Война прошла мимо этого уголка земли, пощадив его. Деревья стояли обнявшись ветвями и мерно раскачивались под ударами ветра. Внизу было тихо. Снег белыми шапка», и лежал на нижних ветвях елей.
Идти стало труднее: ветви деревьев все чаще и чаще преграждают дорогу, хватают за полы халатов, а иногда с силой бьют по лицу, осыпая моряков с ног до головы сухим снегом.
Реже попадаются поляны, а Норкин все идет и идет вперед, изредка посматривая на светящуюся картушку компаса. И только часа через четыре, зайдя в густой ельник, где длинные лапы елей образовали непроходимую стену, он воткнул палки в снег, навалился на них грудью и сказал, сдвинув на затылок шапку:
— Отдать якорь!
Курили долго и молча, пряча папироски в рукава Лишь втоптав в снег окурок, Никишин положил свою руку на плечо Любченко и ласково спросил:
— Очнулся, маятник, после колебательного движения?

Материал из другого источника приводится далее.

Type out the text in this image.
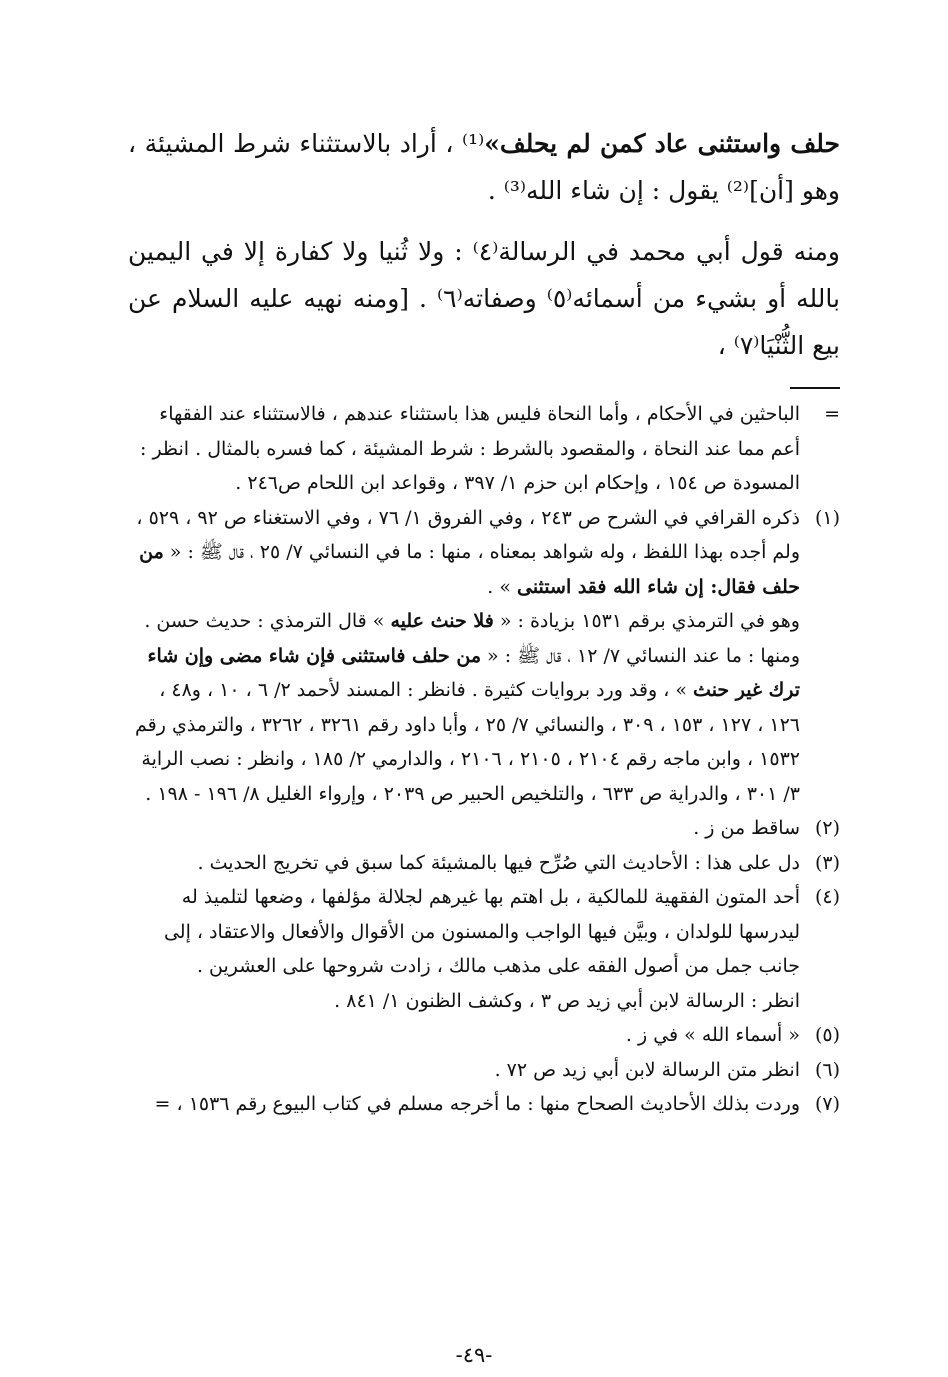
حلف واستثنى عاد كمن لم يحلف»⁽¹⁾ ، أراد بالاستثناء شرط المشيئة ، وهو [أن]⁽²⁾ يقول : إن شاء الله⁽³⁾ .

ومنه قول أبي محمد في الرسالة⁽٤⁾ : ولا ثُنيا ولا كفارة إلا في اليمين بالله أو بشيء من أسمائه⁽٥⁾ وصفاته⁽٦⁾ . [ومنه نهيه عليه السلام عن بيع الثُّنْيَا⁽٧⁾ ،

=
الباحثين في الأحكام ، وأما النحاة فليس هذا باستثناء عندهم ، فالاستثناء عند الفقهاء أعم مما عند النحاة ، والمقصود بالشرط : شرط المشيئة ، كما فسره بالمثال . انظر : المسودة ص ١٥٤ ، وإحكام ابن حزم ١/ ٣٩٧ ، وقواعد ابن اللحام ص٢٤٦ .
(١)
ذكره القرافي في الشرح ص ٢٤٣ ، وفي الفروق ١/ ٧٦ ، وفي الاستغناء ص ٩٢ ، ٥٢٩ ، ولم أجده بهذا اللفظ ، وله شواهد بمعناه ، منها : ما في النسائي ٧/ ٢٥ ، قال ﷺ : « من حلف فقال: إن شاء الله فقد استثنى » .
وهو في الترمذي برقم ١٥٣١ بزيادة : « فلا حنث عليه » قال الترمذي : حديث حسن .
ومنها : ما عند النسائي ٧/ ١٢ ، قال ﷺ : « من حلف فاستثنى فإن شاء مضى وإن شاء ترك غير حنث » ، وقد ورد بروايات كثيرة . فانظر : المسند لأحمد ٢/ ٦ ، ١٠ ، و٤٨ ، ١٢٦ ، ١٢٧ ، ١٥٣ ، ٣٠٩ ، والنسائي ٧/ ٢٥ ، وأبا داود رقم ٣٢٦١ ، ٣٢٦٢ ، والترمذي رقم ١٥٣٢ ، وابن ماجه رقم ٢١٠٤ ، ٢١٠٥ ، ٢١٠٦ ، والدارمي ٢/ ١٨٥ ، وانظر : نصب الراية ٣/ ٣٠١ ، والدراية ص ٦٣٣ ، والتلخيص الحبير ص ٢٠٣٩ ، وإرواء الغليل ٨/ ١٩٦ - ١٩٨ .
(٢)
ساقط من ز .
(٣)
دل على هذا : الأحاديث التي صُرِّح فيها بالمشيئة كما سبق في تخريج الحديث .
(٤)
أحد المتون الفقهية للمالكية ، بل اهتم بها غيرهم لجلالة مؤلفها ، وضعها لتلميذ له ليدرسها للولدان ، وبيَّن فيها الواجب والمسنون من الأقوال والأفعال والاعتقاد ، إلى جانب جمل من أصول الفقه على مذهب مالك ، زادت شروحها على العشرين .
انظر : الرسالة لابن أبي زيد ص ٣ ، وكشف الظنون ١/ ٨٤١ .
(٥)
« أسماء الله » في ز .
(٦)
انظر متن الرسالة لابن أبي زيد ص ٧٢ .
(٧)
وردت بذلك الأحاديث الصحاح منها : ما أخرجه مسلم في كتاب البيوع رقم ١٥٣٦ ، =
-٤٩-
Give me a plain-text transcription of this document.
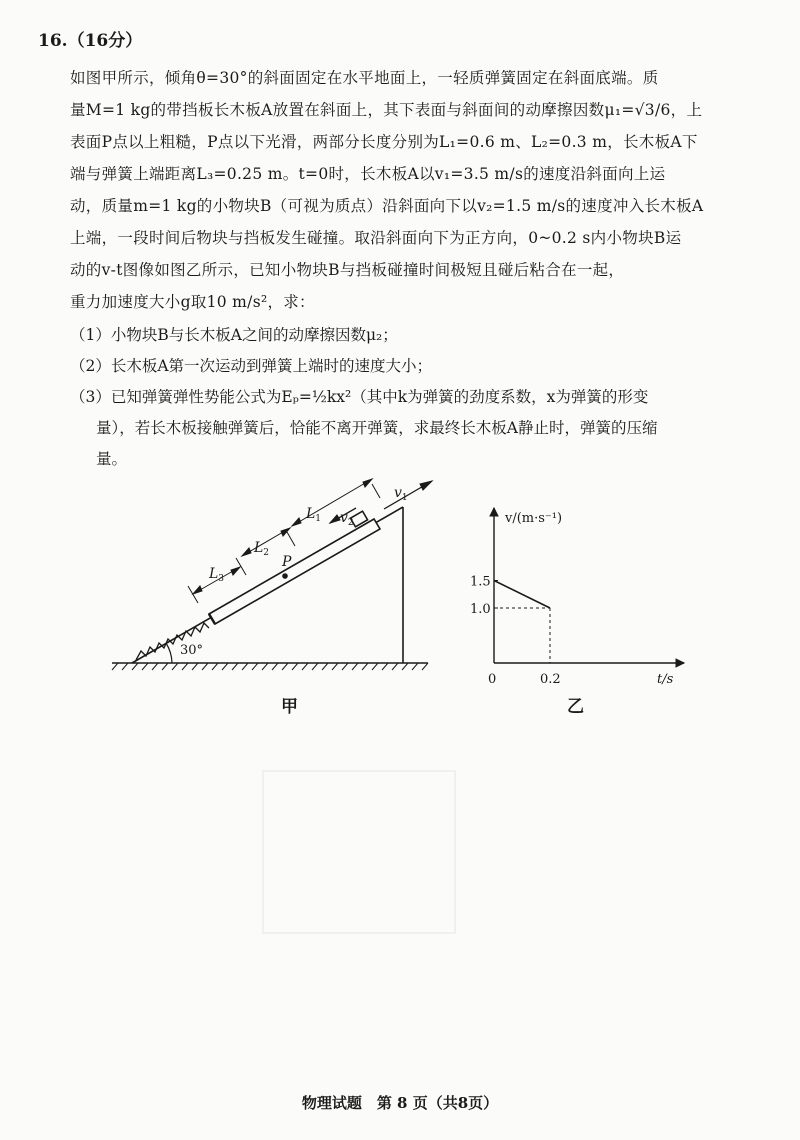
16.（16分）

如图甲所示，倾角θ=30°的斜面固定在水平地面上，一轻质弹簧固定在斜面底端。质

量M=1 kg的带挡板长木板A放置在斜面上，其下表面与斜面间的动摩擦因数μ₁=√3/6，上

表面P点以上粗糙，P点以下光滑，两部分长度分别为L₁=0.6 m、L₂=0.3 m，长木板A下

端与弹簧上端距离L₃=0.25 m。t=0时，长木板A以v₁=3.5 m/s的速度沿斜面向上运

动，质量m=1 kg的小物块B（可视为质点）沿斜面向下以v₂=1.5 m/s的速度冲入长木板A

上端，一段时间后物块与挡板发生碰撞。取沿斜面向下为正方向，0~0.2 s内小物块B运

动的v-t图像如图乙所示，已知小物块B与挡板碰撞时间极短且碰后粘合在一起，

重力加速度大小g取10 m/s²，求：

（1）小物块B与长木板A之间的动摩擦因数μ₂；

（2）长木板A第一次运动到弹簧上端时的速度大小；

（3）已知弹簧弹性势能公式为Eₚ=½kx²（其中k为弹簧的劲度系数，x为弹簧的形变

量），若长木板接触弹簧后，恰能不离开弹簧，求最终长木板A静止时，弹簧的压缩

量。

30°
$L_3$
$L_2$
$L_1$
P
$v_1$
$v_2$	v/(m·s⁻¹)
t/s
0
1.5
1.0
0.2
甲	乙
物理试题　第 8 页（共8页）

— Ей-богу, Саша, нечаянно…
— Ладно, Коля… Со всяким бывает… А ведь смешно могло получиться, товарищ лейтенант, если бы пришли фашисты, а мы все трое висим рядышком и ножками подрыгиваем?
— Кому смех, а кому слезы, — ответил Норкин. — Теперь спать, а завтра будем думать, как за дело взяться.

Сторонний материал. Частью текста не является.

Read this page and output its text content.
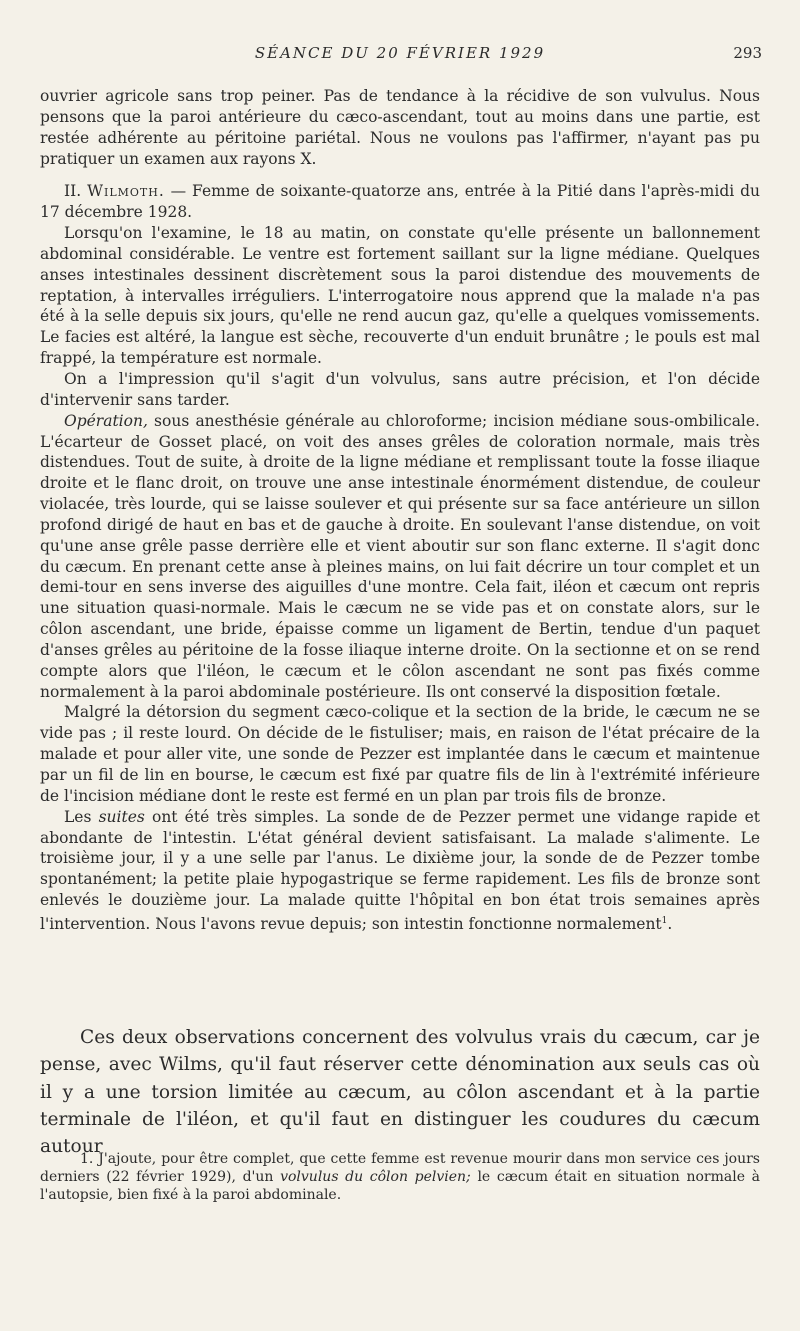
SÉANCE DU 20 FÉVRIER 1929	293

ouvrier agricole sans trop peiner. Pas de tendance à la récidive de son vulvulus. Nous pensons que la paroi antérieure du cæco-ascendant, tout au moins dans une partie, est restée adhérente au péritoine pariétal. Nous ne voulons pas l'affirmer, n'ayant pas pu pratiquer un examen aux rayons X.

II. Wilmoth. — Femme de soixante-quatorze ans, entrée à la Pitié dans l'après-midi du 17 décembre 1928.

Lorsqu'on l'examine, le 18 au matin, on constate qu'elle présente un ballonnement abdominal considérable. Le ventre est fortement saillant sur la ligne médiane. Quelques anses intestinales dessinent discrètement sous la paroi distendue des mouvements de reptation, à intervalles irréguliers. L'interrogatoire nous apprend que la malade n'a pas été à la selle depuis six jours, qu'elle ne rend aucun gaz, qu'elle a quelques vomissements. Le facies est altéré, la langue est sèche, recouverte d'un enduit brunâtre ; le pouls est mal frappé, la température est normale.

On a l'impression qu'il s'agit d'un volvulus, sans autre précision, et l'on décide d'intervenir sans tarder.

Opération, sous anesthésie générale au chloroforme; incision médiane sous-ombilicale. L'écarteur de Gosset placé, on voit des anses grêles de coloration normale, mais très distendues. Tout de suite, à droite de la ligne médiane et remplissant toute la fosse iliaque droite et le flanc droit, on trouve une anse intestinale énormément distendue, de couleur violacée, très lourde, qui se laisse soulever et qui présente sur sa face antérieure un sillon profond dirigé de haut en bas et de gauche à droite. En soulevant l'anse distendue, on voit qu'une anse grêle passe derrière elle et vient aboutir sur son flanc externe. Il s'agit donc du cæcum. En prenant cette anse à pleines mains, on lui fait décrire un tour complet et un demi-tour en sens inverse des aiguilles d'une montre. Cela fait, iléon et cæcum ont repris une situation quasi-normale. Mais le cæcum ne se vide pas et on constate alors, sur le côlon ascendant, une bride, épaisse comme un ligament de Bertin, tendue d'un paquet d'anses grêles au péritoine de la fosse iliaque interne droite. On la sectionne et on se rend compte alors que l'iléon, le cæcum et le côlon ascendant ne sont pas fixés comme normalement à la paroi abdominale postérieure. Ils ont conservé la disposition fœtale.

Malgré la détorsion du segment cæco-colique et la section de la bride, le cæcum ne se vide pas ; il reste lourd. On décide de le fistuliser; mais, en raison de l'état précaire de la malade et pour aller vite, une sonde de Pezzer est implantée dans le cæcum et maintenue par un fil de lin en bourse, le cæcum est fixé par quatre fils de lin à l'extrémité inférieure de l'incision médiane dont le reste est fermé en un plan par trois fils de bronze.

Les suites ont été très simples. La sonde de de Pezzer permet une vidange rapide et abondante de l'intestin. L'état général devient satisfaisant. La malade s'alimente. Le troisième jour, il y a une selle par l'anus. Le dixième jour, la sonde de de Pezzer tombe spontanément; la petite plaie hypogastrique se ferme rapidement. Les fils de bronze sont enlevés le douzième jour. La malade quitte l'hôpital en bon état trois semaines après l'intervention. Nous l'avons revue depuis; son intestin fonctionne normalement$^1$.

Ces deux observations concernent des volvulus vrais du cæcum, car je pense, avec Wilms, qu'il faut réserver cette dénomination aux seuls cas où il y a une torsion limitée au cæcum, au côlon ascendant et à la partie terminale de l'iléon, et qu'il faut en distinguer les coudures du cæcum autour

1. J'ajoute, pour être complet, que cette femme est revenue mourir dans mon service ces jours derniers (22 février 1929), d'un volvulus du côlon pelvien; le cæcum était en situation normale à l'autopsie, bien fixé à la paroi abdominale.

Для ночлега выбрали место под одной из высоких елей. Ее нижние ветви под тяжестью снега пригнулись к земле и образовали хорошую крышу. Прорыть узкий проход было делом одной минуты; скоро все трое забрались внутрь сугроба и свернулись калачиком около поскрипывающего ствола Снежная крыша оказалась такой плотной, что у корней сохранились сухие иглы и мох.
Матросы уснули быстро, а Норкин еще долго лежал с открытыми глазами, прислушиваясь к шуму вершин и думал. Их перебросили через фронт. Теперь выполнение задания зависит только от них и только они несут ответственность. Но страшит не это. Гораздо страшнее, когда человек сам понимает важность порученного ему дела, но не видит конкретных путей к его выполнению. Именно так было и с Норкиным. По карте он изучал все подходы к мосту, но ни одна карта не может заменить того, что увидят глаза человека.

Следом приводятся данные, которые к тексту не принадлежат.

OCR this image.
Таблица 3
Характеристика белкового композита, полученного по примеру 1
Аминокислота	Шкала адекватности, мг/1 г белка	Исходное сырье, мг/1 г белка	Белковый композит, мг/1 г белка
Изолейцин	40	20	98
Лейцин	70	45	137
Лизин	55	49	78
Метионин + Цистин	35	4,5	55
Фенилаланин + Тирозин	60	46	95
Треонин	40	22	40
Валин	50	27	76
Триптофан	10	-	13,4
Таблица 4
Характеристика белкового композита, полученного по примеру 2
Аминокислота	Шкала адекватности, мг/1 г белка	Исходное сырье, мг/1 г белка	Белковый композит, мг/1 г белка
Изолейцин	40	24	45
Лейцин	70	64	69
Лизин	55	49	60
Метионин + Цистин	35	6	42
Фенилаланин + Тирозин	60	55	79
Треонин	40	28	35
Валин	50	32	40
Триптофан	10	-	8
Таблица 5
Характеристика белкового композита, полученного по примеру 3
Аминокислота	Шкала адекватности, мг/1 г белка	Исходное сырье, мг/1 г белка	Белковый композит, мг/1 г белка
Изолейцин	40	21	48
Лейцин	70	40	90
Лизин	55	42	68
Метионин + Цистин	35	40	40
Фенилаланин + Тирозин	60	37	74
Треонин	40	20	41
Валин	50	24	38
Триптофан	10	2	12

Гораздо проще обстояло дело с «языком».
— С «языком» поторапливайтесь, но не очень, — сказал полковник, — Мы к вашему приходу их несколько иметь будем. Но из того района — ни одного. Понимаете? А чем шире район охвата, тем точнее информация.
Все было понятно. Но вот как подойти к мосту? Кто подскажет?
Уснул Норкин уже под утро. Но и во сне вздрагивал, сжимал автомат, а перед его глазами то и дело вставали и рушились ажурные арки моста и, грохоча, лезли друг на друга вагоны. А эшелонов много, и все они, выпускай из труб клубы смрадного дыма, шли на восток.
Мост нужно взорвать во что бы то ни стало.
Закончен походный завтрак и короткий отдых.
— Пора, — сказал Норкин и, взглянув последний раз на ель, которая дала им приют, взмахнул палками — и первая лыжня легла на нетронутую целину снега.